L'article 2 bis du présent projet de loi constitutionnelle, inséré à l'initiative de sa commission des lois, étend l'irrecevabilité de l'article 41 de la Constitution au respect des monopoles des lois de finances et des lois de financement de la sécurité sociale. On rappelle que cet article prévoit actuellement que s'il apparaît au cours de la procédure législative qu'une proposition ou un amendement n'est pas du domaine de la loi ou est contraire à une délégation accordée en vertu de l'article 38, le Gouvernement ou le président de l'assemblée saisie peut opposer l'irrecevabilité.

L'objet de l'amendement suggère qu'il s'agissait de prévoir explicitement la possibilité du dépôt de propositions de loi ou d'amendements ne respectant pas le monopole. En ce sens, il s'agissait bien d'un assouplissement de la règle.
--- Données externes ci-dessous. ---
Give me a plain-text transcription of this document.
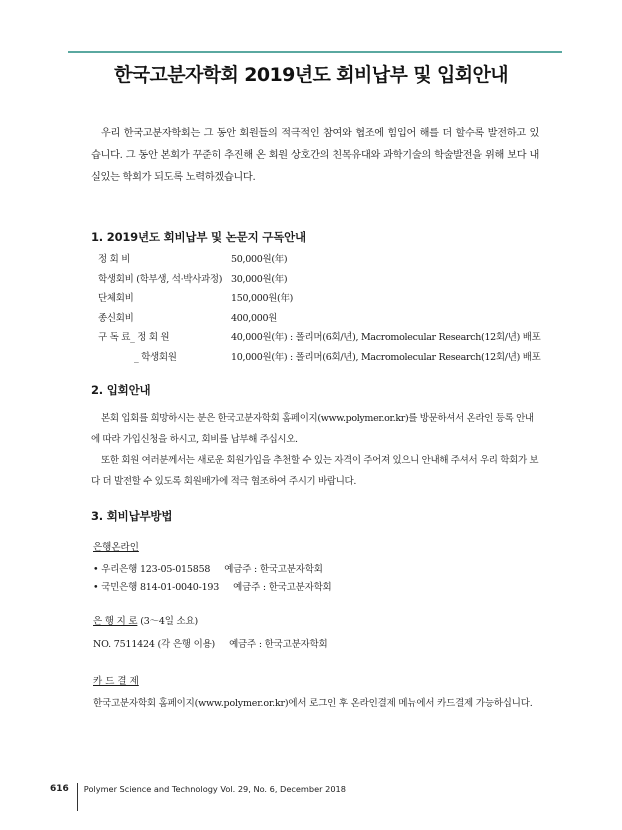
한국고분자학회 2019년도 회비납부 및 입회안내

우리 한국고분자학회는 그 동안 회원들의 적극적인 참여와 협조에 힘입어 해를 더 할수록 발전하고 있습니다. 그 동안 본회가 꾸준히 추진해 온 회원 상호간의 친목유대와 과학기술의 학술발전을 위해 보다 내실있는 학회가 되도록 노력하겠습니다.

1. 2019년도 회비납부 및 논문지 구독안내
정 회 비	50,000원(年)
학생회비 (학부생, 석·박사과정) 30,000원(年)
단체회비	150,000원(年)
종신회비	400,000원
구 독 료_ 정 회 원	40,000원(年) : 폴리머(6회/년), Macromolecular Research(12회/년) 배포
_ 학생회원	10,000원(年) : 폴리머(6회/년), Macromolecular Research(12회/년) 배포
2. 입회안내

본회 입회를 희망하시는 분은 한국고분자학회 홈페이지(www.polymer.or.kr)를 방문하셔서 온라인 등록 안내에 따라 가입신청을 하시고, 회비를 납부해 주십시오.

또한 회원 여러분께서는 새로운 회원가입을 추천할 수 있는 자격이 주어져 있으니 안내해 주셔서 우리 학회가 보다 더 발전할 수 있도록 회원배가에 적극 협조하여 주시기 바랍니다.

3. 회비납부방법
은행온라인
• 우리은행 123-05-015858 예금주 : 한국고분자학회
• 국민은행 814-01-0040-193 예금주 : 한국고분자학회
은 행 지 로 (3～4일 소요)
NO. 7511424 (각 은행 이용) 예금주 : 한국고분자학회
카 드 결 제
한국고분자학회 홈페이지(www.polymer.or.kr)에서 로그인 후 온라인결제 메뉴에서 카드결제 가능하십니다.
616	Polymer Science and Technology Vol. 29, No. 6, December 2018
Cependant, le Conseil constitutionnel aurait pu appliquer à la protection du monopole sa jurisprudence « libérale » relative à la protection du domaine réglementaire. En effet, le Conseil constitutionnel considère qu'il résulte de l'article 41 de la Constitution que l'empiètement de la loi sur le domaine réglementaire n'est pas en soi un motif d'inconstitutionnalité. L'article 41 constitue un « outil » dont l'utilisation est laissée à l'appréciation du Gouvernement pour faire respecter les domaines respectifs de la loi et du règlement.

Aussi, à l'initiative du Gouvernement, l'Assemblée nationale a inséré un article 9 bis , qui prévoit que lorsqu'il est saisi d'une loi autre qu'une loi de finances ou une loi de financement de la sécurité sociale, « le Conseil constitutionnel examine la conformité à la Constitution des dispositions qui méconnaissent le domaine réservé à la loi de finances et à la loi de financement de la sécurité sociale ».

Dans ce dispositif, une entorse au monopole reste possible, dans le cas d'une disposition insérée par amendement, sans que l'irrecevabilité ait été invoquée, dans un texte non déféré au Conseil constitutionnel.

3. Un corollaire du monopole : l'anticipation du dépôt des projets de lois financières

L'Assemblée nationale a considéré que l'institution du monopole alourdirait les volets des lois financières consacrés aux recettes. En conséquence, elle a adopté des amendements inscrivant les dates limites de dépôt des projets de loi de finances et de loi de financement de la sécurité sociale dans la Constitution et anticipant ces dates par rapport à celles qui existent aujourd'hui dans les textes organiques.

Ainsi, la Constitution fixerait désormais au 15 septembre et au 1 er octobre le dépôt du projet de loi de finances et du projet de loi de financement de la sécurité sociale.